RPA (Robotic Process Automation)

I beleive the uses of this model will be transformational in the RPA space. RPA is a technology that allows anyone today to configure computer software, or a “robot” to emulate and integrate the actions of a human interacting within digital systems to execute a business process. RPA robots utilize the user interface to capture data and manipulate applications just like humans do. They interpret, trigger responses and communicate with other systems in order to perform on a vast variety of repetitive tasks. Only substantially better: an RPA software robot never sleeps and makes zero mistakes.

In manufacturing alone, there are 100’s of use cases to automate processes and tasks. The problem is that RPA is very brittle and requires a lot of manual work to configure and maintain. GPT4 vision will allow for a more natural way to interact with the RPA system. For example, if you want to automate a process that requires you to look at a screen and click on a button, you can now just take a picture of the screen and ask the RPA system to click on the button and if it has knowledge of the system in its weights, it will also know the subquent steps speeding up the process. This will allow for a more natural way to interact with the RPA system and will make it easier to automate processes. The system could provide a feedback loop by continuous monitoring the screens and taking the appropriate action or highlight any issues ready for a oporator to take action.

Here of Generative AI from genta using text only model. Imagine what could be done with gpt4 vision.
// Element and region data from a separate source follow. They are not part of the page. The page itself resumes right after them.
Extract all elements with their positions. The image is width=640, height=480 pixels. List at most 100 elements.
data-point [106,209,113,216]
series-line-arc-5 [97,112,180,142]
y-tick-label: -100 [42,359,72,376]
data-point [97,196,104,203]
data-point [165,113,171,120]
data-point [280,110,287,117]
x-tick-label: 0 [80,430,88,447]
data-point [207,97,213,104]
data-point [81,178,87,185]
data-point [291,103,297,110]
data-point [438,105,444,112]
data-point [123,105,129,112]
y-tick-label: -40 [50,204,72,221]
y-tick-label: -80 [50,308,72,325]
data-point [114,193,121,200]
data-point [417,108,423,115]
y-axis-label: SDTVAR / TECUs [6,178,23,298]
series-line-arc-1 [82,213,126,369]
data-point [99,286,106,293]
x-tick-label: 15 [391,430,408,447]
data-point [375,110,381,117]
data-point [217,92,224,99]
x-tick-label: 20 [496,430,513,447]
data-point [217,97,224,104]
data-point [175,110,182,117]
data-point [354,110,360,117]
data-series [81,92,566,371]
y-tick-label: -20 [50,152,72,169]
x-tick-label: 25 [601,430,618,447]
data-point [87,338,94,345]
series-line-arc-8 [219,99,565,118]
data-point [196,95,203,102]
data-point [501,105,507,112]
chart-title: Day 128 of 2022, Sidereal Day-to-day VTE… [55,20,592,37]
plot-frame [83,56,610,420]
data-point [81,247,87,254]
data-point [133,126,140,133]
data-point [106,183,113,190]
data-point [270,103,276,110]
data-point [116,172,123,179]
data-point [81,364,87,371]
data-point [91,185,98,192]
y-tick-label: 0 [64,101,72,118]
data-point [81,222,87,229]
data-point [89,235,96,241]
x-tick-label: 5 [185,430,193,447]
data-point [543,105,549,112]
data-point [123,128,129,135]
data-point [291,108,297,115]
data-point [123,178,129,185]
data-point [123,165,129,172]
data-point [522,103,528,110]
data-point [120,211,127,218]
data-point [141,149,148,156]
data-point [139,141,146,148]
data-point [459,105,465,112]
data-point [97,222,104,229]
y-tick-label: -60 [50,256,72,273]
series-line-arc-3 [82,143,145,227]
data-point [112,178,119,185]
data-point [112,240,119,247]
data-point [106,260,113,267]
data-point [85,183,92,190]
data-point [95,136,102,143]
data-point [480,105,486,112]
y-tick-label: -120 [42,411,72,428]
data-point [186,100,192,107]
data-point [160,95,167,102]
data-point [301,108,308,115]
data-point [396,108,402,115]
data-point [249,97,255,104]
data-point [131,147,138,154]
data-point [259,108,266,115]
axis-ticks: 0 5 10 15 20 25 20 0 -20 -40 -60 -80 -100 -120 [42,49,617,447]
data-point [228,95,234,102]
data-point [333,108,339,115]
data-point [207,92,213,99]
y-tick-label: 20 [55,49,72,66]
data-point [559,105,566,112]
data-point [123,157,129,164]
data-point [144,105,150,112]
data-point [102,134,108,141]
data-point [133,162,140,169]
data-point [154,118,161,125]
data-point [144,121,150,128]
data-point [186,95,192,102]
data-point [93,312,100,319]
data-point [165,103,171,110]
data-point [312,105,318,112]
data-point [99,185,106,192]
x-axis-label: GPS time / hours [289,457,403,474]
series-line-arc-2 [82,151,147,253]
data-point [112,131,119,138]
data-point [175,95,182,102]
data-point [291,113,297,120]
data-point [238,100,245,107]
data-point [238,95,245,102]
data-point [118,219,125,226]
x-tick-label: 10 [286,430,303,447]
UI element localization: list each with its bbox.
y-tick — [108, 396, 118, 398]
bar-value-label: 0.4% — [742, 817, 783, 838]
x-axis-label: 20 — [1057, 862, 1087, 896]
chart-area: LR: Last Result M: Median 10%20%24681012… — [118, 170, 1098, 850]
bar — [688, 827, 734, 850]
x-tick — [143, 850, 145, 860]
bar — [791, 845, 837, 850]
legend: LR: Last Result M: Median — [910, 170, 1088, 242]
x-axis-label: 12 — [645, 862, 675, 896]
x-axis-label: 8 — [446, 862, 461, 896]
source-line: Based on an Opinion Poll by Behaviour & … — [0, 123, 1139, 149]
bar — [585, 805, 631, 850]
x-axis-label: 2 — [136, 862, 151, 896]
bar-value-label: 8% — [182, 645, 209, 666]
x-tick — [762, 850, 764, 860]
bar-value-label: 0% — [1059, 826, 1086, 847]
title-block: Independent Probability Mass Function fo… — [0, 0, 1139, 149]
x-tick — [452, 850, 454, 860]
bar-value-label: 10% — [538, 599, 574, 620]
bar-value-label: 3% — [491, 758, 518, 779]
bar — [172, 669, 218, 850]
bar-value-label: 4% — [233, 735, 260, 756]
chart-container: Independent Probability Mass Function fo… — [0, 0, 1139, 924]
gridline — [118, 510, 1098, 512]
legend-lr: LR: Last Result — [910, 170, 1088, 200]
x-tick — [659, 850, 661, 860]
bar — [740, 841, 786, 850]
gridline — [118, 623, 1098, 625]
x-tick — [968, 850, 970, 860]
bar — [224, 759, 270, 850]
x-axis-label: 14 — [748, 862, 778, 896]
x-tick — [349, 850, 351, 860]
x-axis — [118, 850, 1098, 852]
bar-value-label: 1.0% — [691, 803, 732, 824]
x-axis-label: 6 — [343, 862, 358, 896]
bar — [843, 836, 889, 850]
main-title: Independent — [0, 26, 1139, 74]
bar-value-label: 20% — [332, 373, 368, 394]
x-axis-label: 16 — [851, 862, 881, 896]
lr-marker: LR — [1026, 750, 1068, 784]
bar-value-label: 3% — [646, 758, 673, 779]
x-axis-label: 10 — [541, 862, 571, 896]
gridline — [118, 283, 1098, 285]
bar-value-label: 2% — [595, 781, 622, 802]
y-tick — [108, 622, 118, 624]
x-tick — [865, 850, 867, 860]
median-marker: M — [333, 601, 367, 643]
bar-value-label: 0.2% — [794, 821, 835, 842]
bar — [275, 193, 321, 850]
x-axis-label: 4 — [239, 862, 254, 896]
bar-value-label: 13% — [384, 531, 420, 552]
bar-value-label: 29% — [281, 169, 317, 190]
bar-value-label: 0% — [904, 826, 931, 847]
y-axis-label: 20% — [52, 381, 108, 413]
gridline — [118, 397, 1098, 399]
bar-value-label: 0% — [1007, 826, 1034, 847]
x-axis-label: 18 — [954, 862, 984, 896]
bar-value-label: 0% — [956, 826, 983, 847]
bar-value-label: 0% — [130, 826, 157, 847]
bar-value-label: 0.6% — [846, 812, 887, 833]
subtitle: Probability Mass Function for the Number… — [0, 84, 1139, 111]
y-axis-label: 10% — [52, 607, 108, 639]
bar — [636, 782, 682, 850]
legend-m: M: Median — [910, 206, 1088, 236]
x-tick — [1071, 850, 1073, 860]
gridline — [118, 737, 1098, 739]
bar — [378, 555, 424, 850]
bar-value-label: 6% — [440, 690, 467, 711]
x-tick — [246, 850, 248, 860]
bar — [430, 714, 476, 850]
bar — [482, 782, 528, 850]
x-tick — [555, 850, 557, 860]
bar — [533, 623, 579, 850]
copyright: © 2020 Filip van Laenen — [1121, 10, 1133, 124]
In the example below I have given chatgpt a screen and tabs it has never seen and returned something that could easily be used for, the full prompt is “this is a SAP customer screen, pretend your operating it like a human and update all the details in customer with fictitious details .e.g name, address ect. describe each screen click and key presses and provide a json in a format that uipath would accept

Personally I’ve never seen SAP but I know a lot of manufacturers use this system and there exist lots of screen shots online so its likely chatgpt could help automate a pipeline to update customer details in SAP and much more. I’ve also seen a lot of RPA systems that use json to describe the steps to take so this could be used to automate the process.ks

I will be performing Future research using real life company data.

  • Defect detection : have parts been assembled correctly, any missing parts, parts with defects, etc.
  • Safety inspection : are all safety features in place, are all safety features working, are people wearing safety equipment (e.g. helmets, gloves, etc.)
  • Component identification : This will be useful to check if the operator has packed all components before shipping to customer, or if the operator has assembled all components before shipping to customer.
  • Spot the difference : take a few one shot or 2 shot examples of our products and compare to a fresh product of the assembly line and see how they match.